The radio voice of the Cleveland Browns and sports anchor at WKYC, Jim Donovan said the neatest thing about his success in this town is that he’s not a native Clevelander.

“I was not really thinking that Cleveland was going to be on my radar in my professional career,” the Boston native said. “Twenty-five, 26 years later, I have truly found my home in Cleveland, Ohio,” Donovan said to a round of applause.

Donovan said his greatest joy is being a play-by-play broadcaster.

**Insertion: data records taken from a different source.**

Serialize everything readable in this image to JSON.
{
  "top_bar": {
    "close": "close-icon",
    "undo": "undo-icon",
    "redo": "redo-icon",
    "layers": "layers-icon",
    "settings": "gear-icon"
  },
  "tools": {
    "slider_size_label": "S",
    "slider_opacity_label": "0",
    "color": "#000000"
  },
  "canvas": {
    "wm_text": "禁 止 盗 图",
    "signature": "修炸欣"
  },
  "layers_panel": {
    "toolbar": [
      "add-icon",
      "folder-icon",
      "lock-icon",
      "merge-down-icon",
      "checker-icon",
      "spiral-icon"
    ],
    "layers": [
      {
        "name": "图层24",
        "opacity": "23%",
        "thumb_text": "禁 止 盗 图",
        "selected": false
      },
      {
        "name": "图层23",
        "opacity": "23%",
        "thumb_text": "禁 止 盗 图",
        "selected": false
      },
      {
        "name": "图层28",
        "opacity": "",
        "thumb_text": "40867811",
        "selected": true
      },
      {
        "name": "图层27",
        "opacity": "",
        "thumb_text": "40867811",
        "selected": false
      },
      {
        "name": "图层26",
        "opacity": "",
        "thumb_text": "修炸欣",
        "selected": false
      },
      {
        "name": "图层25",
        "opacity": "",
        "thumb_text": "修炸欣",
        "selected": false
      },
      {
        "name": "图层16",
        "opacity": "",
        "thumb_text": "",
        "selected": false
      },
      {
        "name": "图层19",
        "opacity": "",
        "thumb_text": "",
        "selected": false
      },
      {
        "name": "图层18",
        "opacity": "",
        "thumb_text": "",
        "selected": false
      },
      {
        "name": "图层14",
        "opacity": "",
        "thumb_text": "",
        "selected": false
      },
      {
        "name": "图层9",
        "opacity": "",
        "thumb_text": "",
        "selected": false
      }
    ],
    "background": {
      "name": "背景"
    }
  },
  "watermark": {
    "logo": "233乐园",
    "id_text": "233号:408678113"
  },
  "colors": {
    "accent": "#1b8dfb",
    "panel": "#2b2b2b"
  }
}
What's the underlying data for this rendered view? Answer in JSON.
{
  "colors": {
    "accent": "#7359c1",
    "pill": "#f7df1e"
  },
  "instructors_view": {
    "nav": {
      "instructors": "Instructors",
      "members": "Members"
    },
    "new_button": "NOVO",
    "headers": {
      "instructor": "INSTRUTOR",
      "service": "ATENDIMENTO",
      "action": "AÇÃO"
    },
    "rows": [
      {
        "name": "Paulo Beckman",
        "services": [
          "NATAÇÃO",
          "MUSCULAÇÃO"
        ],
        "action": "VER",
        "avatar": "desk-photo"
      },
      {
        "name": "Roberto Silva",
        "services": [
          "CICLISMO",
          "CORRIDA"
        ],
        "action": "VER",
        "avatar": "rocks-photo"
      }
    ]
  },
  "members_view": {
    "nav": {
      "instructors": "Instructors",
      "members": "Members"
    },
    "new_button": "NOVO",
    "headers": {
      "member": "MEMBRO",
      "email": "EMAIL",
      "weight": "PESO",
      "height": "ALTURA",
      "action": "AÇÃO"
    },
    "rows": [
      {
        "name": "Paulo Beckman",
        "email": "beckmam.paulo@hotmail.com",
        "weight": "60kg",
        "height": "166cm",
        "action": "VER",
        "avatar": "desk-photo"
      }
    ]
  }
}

As a boy, Donovan brought a tape recorder to the Boston Garden and did play-by-play of Bruins games while sitting next to his dad.

“I love what I do at Channel 3,” Donvan said. “But on Sunday afternoons when I sit in the broadcast booth on the Cleveland Browns Radio Network, that is where I really dreamed of always being.”

In addition to saluting past Browns play-by-play announcers, Donovan recognized his fellow broadcaster, Doug Dieken.

“We have watched a lot of field goals and not enough wins,” Donovan said of the team’s dismal 2009 season.

Regina Brett

Plain Dealer columnist Regina Brett recounted how great a privilege it is for journalists to frequently be invited into the hearts of people while reporting stories.

Brett said she loves everything about newspapers, and even misses getting ink on her fingers from papers printed on now retired presses.

Brett said that, for her, journalism has been like a family. “Yeah, it’s a pretty dysfunctional family sometimes, as we all know,” Brett said. “We all have those stories about people in the newsroom.” A colleague introduced her to her husband, she noted.

Recounting how important newspapers were to her parents, Brett noted that she has begun keeping a time capsule of important events for her grandson.

“I keep thinking, ‘What would I tuck in there if it weren’t for newspapers?’” Brett asked.

Questions about the future of newspapers are not as horrible as many beleive, Brett said. “I don’t think it’s some horrible problem,” she said. “I think it’s a mystery that we’re all trying to solve and be part of.”
(Click here to view a video profiling Regina Brett.)

Walt Bogdanich

Three-time Pulitzer winner Walt Bogdanich began his career as an investigative reporter with the Cleveland Press in 1977. Three years later, he moved to The Plain Dealer, where he reported that local union leader Jackie Presser had been a secret FBI informant. Bowing to pressure, the paper retracted the story. However, time revealed that Bogdanich’s reporting was correct.

From 1984 to 1992, Bogdanich was an investigative reporter for the Wall Street Journal. Later, he became a producer for ABC News and “60 Minutes.” Since 2001, he has been an investigative reporter and editor for The New York Times, where he earned two more Pulitzers.

John Telich

Longtime WJW Channel 8 sportscaster John Telich was recipient of the Chuck Heaton Award, bestowed on a journalist who exemplifies the sensitivity, humility and journalistic talent that the late Plain Dealer sportswriter exhibited.

A native of Northeast Ohio, Telich joined WJW in 1980. Heaton wrote a column about the young sportscaster, who recalled watching the Browns win the NFL Championship in 1964. He added how cool it would be “to be here in my hometown to cover championship after championship.”

“We’re still waiting, obviously,” Telich said.